Tsongkhapa's View of Reality:  To understand Tsongkhapa's view of reality, it 
is imperative to make the subtle, but crucial, distinction between mere 
figments of the imagination and conventionally existent phenomena. Let us begin 
with the subject of personal identity. On the basis of our awareness of our own 
bodies, behavior, memories, feelings, thoughts, fantasies, consciousness, 
possessions, friends, environment and so on, we develop a sense of personal 
identity. This self-concept is not static, but varies in accordance with the 
personal events that capture our attention from moment to moment and from day 
to day. Thus, a very high degree of editing goes into the selection of personal 
phenomena upon which we establish our identities. The self so designated is not 
identical with any of the phenomena upon which it is is imputed; rather, it is 
conceived as the person who possesses those aggregates of the personality and 
so on as its own attributes or affiliations.
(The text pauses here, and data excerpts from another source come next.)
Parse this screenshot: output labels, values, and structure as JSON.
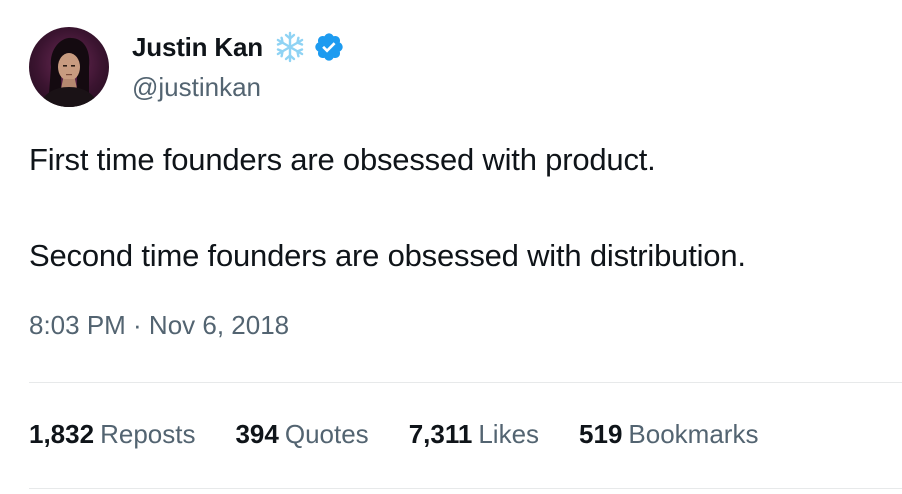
{
  "author": {
    "display_name": "Justin Kan",
    "handle": "@justinkan",
    "badge_emoji_icon": "snowflake-icon",
    "verified_icon": "verified-badge-icon",
    "verified_color": "#1d9bf0"
  },
  "tweet": {
    "lines": [
      "First time founders are obsessed with product.",
      "Second time founders are obsessed with distribution."
    ],
    "timestamp": "8:03 PM · Nov 6, 2018"
  },
  "stats": [
    {
      "count": "1,832",
      "label": "Reposts"
    },
    {
      "count": "394",
      "label": "Quotes"
    },
    {
      "count": "7,311",
      "label": "Likes"
    },
    {
      "count": "519",
      "label": "Bookmarks"
    }
  ],
  "colors": {
    "text_primary": "#0f1419",
    "text_secondary": "#536471",
    "divider": "#e7e9ea",
    "snowflake": "#8fd3f4"
  }
}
Thus, while t
 his self does not exist independently of this conceptual designation, it is 
conventionally valid to speak of it as performing actions, experiencing the 
consequences of those deeds, and interacting with other people, the 
environment, and so forth. In this way the self is said by Tsongkhapa to be 
conventionally existent.

There is a powerful, innate tendency, however, to hypostatize, or reify, this 
conceptually constructed self, grasping onto it as being inherently existent, 
independent of any conceptual designation. Such an intrinsic personal identity, 
Tsongkhapa claims, is totally a figment of the imagination, with no basis in 
reality whatsoever. A central task of contemplative inquiry is to establish 
experientially that such a self has no existence either among the constituents 
of one's personality or apart from them. Moreover, if the self is designated on 
the basis of non-existent attributes, or by means of a denial of existent 
attributes, even the conventionally designated self is a groundless 
fabrication, devoid of even conventional existence.
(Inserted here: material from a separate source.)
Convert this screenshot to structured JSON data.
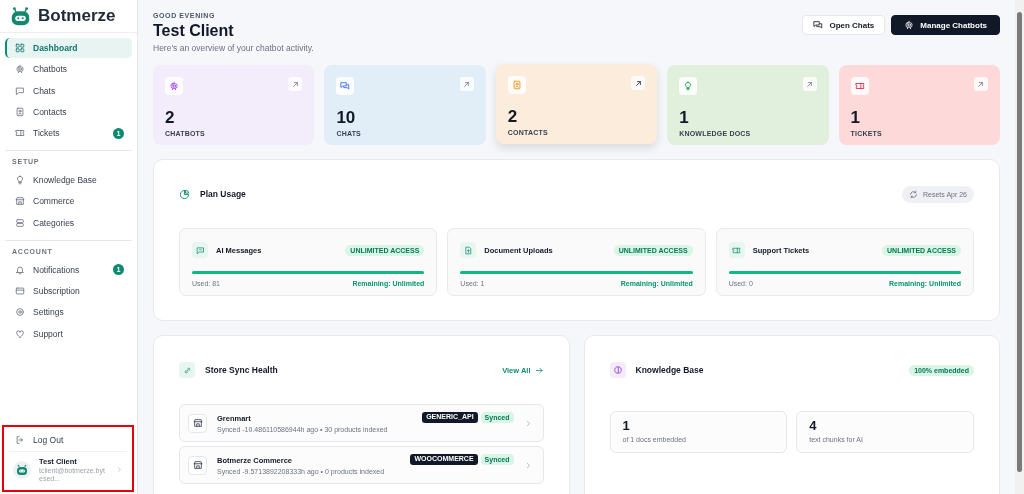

Even if one has a limited degree of insight into the conceptually designated 
status of one's identity, there remains the strong tendency to view one's body 
and other macro-objects of the physical environment as bearing their own 
intrinsic identities. Indeed, as we visually perceive the physical world, 
including our own bodies, it appears to exist purely objectively, from its own 
side. This mode of appearance, Tsongkhapa declares, is utterly deceptive. All 
that seems to appear purely from the side of perceived objects is in fact 
thoroughly structured by our conceptual frameworks.

Perceptual objects reified by the mind do not exist in nature, but are solely 
fabrications without even conventional existence. In addition, due to objective 
sources of illusion or psychological and physiological influences, we may 
apprehend objects that do not exist, misidentify objects that do exist, or fail 
to perceive objects that do exist and are otherwise accessible to our 
perceptions. All of these faulty perceptions constitute errors of apprehension 
apart from the tendency of reification.